In other words, they found that people with depression may more accurately evaluate themselves and, therefore, more accurately evaluate the events in their environment. This could be why leaders like Lincoln and Churchill who were–excuse my language but as I speak proudly as a misunderstood member of the community of mental illness patients–seen as screwed up in other circumstances tend to be the best leaders in dire circumstances. They are more able to accept things for what they are, to read the negative possibilities coming their way, and to address them. In a mind-blowing way, then, maybe it is less enjoyable but it definitely turns over our assumptions that, because of their differences, people with depression in comparison to those without are less accurate in their perspectives.

So, maybe we should put a little more stock in that whole, Honest Abe thing. It isn’t “Honest but had no idea what was going on” Abe. It is “Honest Abe.” As in, you could trust what he was saying. Abraham Lincoln was many things–he had some interesting (and by interesting I mean disappointing outside of the context of his particular time) ideas about what should happen to black people after slavery was abolished–but he was successful because he called things like he saw them. People knew he really struggled with “melancholy” a.k.a. depression long before he became president but it didn’t prevent them from appreciating the authenticity of his opinions.

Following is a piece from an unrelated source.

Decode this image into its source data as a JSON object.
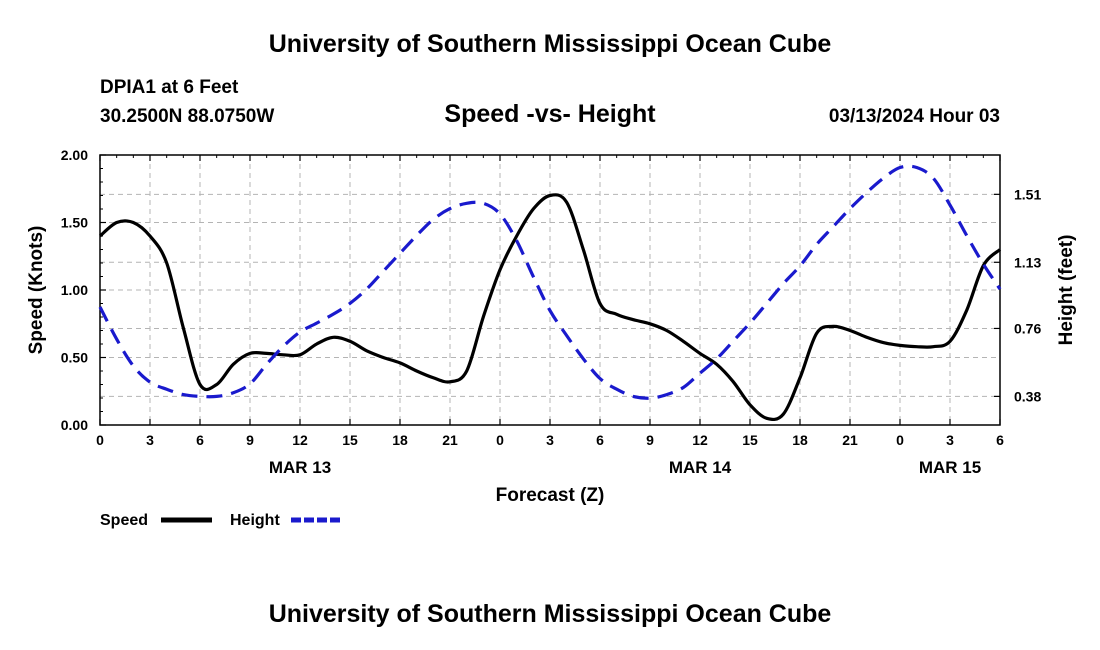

Being depressed or anxious doesn’t mean that, when the rubber hits the road and my road looks a hell of a lot different than Suzy Square Normal’s road, I’m seeing potholes that aren’t there. Sometimes the person closest to me, who has the most insight into how I see the world, at least the most when it comes to the combination of constant and fairly honest, comes out of things with such an unbelievably different perception of what I meant to say, what I thought I said, that I question if maybe I do see everything on a severe tilt because of mental illness–in spite of the fact that my intuition says otherwise.

I don’t know. I don’t have any answers here, that’s for sure. I’m just saying, somewhere between I am a late bloomer when it comes to angst, effects of mental illness on how I perceive the world, or the subconscious stigma of it and personal prejudices forming a problematic filter for particular people around me, there is a reason that I feel like I am speaking a different emotional language half the time. I mean I could say up is up, and he could stare back at me confidently, and without a doubt be frustrated that I am suggesting down is up.

I don’t have angst. Shit just sucks right now and thanks to depression, maybe I see it a little more clearly. All I know is that other people think I’m flying when their feet are on the ground and hell, if they already think that and if I get vertigo from standing next to them, I might as well get on a real plane and go somewhere where somebody can understand me. I think that’s the loneliest and most painful part of mental illness. It distorts communication and cuts off your connection to others, which is the last thing you need.